Une histoire d’amour et de désir

P R I M E U R
[ En Salle ]
Sortie
Vendredi 17 juin 2022

SUCCINCTEMENT.
Ahmed, 18 ans, français d’origine algérienne, a grandi en banlieue parisienne. Sur les bancs de la fac, il rencontre Farah, une jeune Tunisienne pleine d’énergie fraîchement débarquée de Tunis dont il tombe amoureux.

Le FILM
de la semaine.

CRITIQUE.

★★★★

texte
Élie Castiel

Française bien ancrée dans sa nouvelle culture, d’origine tunisienne, parents bourgeois tenant mordicus aux règles de la majorité, d’une certaine bienséance hypocrite, à certains codes moraux d’un autre temps, faussement ouverts d’esprit. Leur fille, Farah, bonne étudiante à la Sorbonne, où un cours de littérature situe les anciens écrits arabes en matière de sexualité et de poésie érotique. Farah rêve de cette liberté d’esprit, de ce rapport du corps matériel au physique, non pas par pur dévergondage, mais intellectualisant sa propre physicalité, la placer en rapport avec une pensée intellectuelle précise et libérée de toutes contraintes faussement morales. Comme un rejet du sexe comme expression naturelle.

Et puis Ahmed, lui, d’origine algérienne. Il arbore une timidité qu’il croit être qualité, une gêne qui ne s’explique pas, presque que de l’incrédulité; et pourtant, une envie sans doute virile de refuser de s’avouer vaincu même si, ou parce que face à une jeune femme de sa propre culture; et si les « amoureuses » intentions de la belle ne seraient pas en fin de compte un jeu de provocation?

L’initiation

Faire semblant de lire, pour se distraire de ce qu’on a dans la tête.

L’originalité du film de Leyla Bouzid, regard donc féminin, réside essentiellement dans la rectitude morale de Farah, convaincue par ses lectures, sa propre physicalité, son environnement extérieur à la maison, à une idée de la sexualité selon une approche occidentale.
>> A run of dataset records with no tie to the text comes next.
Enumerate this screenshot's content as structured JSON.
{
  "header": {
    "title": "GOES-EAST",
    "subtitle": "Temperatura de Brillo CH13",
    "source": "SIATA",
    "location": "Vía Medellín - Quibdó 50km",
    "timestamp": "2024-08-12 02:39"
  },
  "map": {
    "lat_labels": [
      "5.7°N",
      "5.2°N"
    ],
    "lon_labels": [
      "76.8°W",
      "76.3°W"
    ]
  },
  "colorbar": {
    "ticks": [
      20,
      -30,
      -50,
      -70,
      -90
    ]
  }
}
Ses racines signifient quelque chose, mais n’ont rien à voir avec son corps social et celui qui est sien. D’ailleurs, Bouzid tourne à l’occidental, ne se permettant que quelques brèves séquences où le choc des cultures se fait sentir.

Entre ce jeune couple qui paraît magnifiquement assorti – elle est splendide, un corps (impar)fait dégageant une sensualité affirmée; il est beau gosse, attrayant par sa timidité invitante. Un couple qui se forme, qui se défait, qui essaie de se réinventer. En classe, encore une fois, on lit un recueil (Le jardin parfumé) sur la sexualité dans le monde arabe et ses multiples possibilité et le débat est fort constructif, pour les unes et pour la plupart des uns.

Provocation bienvenue de la part de Bouzid, signataire de plusieurs courts et d’un premier long, À peine j’ouvre les yeux / Bialkad ‘aftah eayni (2015), inédit ici en salle, mais présenté au TIFF (Toronto). Hasard ou coïncidence, la jeune fille s’appelle là aussi Farah et a les mêmes cheveux frissés que la Farah de cette Histoire d’amour et de désir, comme si cette ouverture, malgré les obstacles, se transmettait petit à petit de génération de jeunes femmes modernes arabes en génération.

Un scénario risqué, deux comédiens exceptionnellement éloquents et venant de Leyla Bouzid, une tendresse envers le mélodrame familial qui se transforme, comme par magie, en « libération des corps ».

Timide, Ahmed, et pourtant face à ce dilemme auquel font face la plupart des Hommes musulmans lorsque confrontés aux choses du sexe, ils ont affaire  aux femmes de leur propre race et le parcours vers une certaine acceptation de la femme maghrébine libre n’est pas le même.

Bouzid est pourtant bonne joueuse, interrompt l’acte lorsqu’il le faut, assure tout de même une continuité érotique qui ne dément pas et, fidèle à une approche orientale de la démonstration, évite l’excès, invitant le spectateur au fantasme, à l’imagination, aux mille et une représentations qui peuvent germer dans son esprit. Honnêtement, c’est beaucoup plus fort de cette façon!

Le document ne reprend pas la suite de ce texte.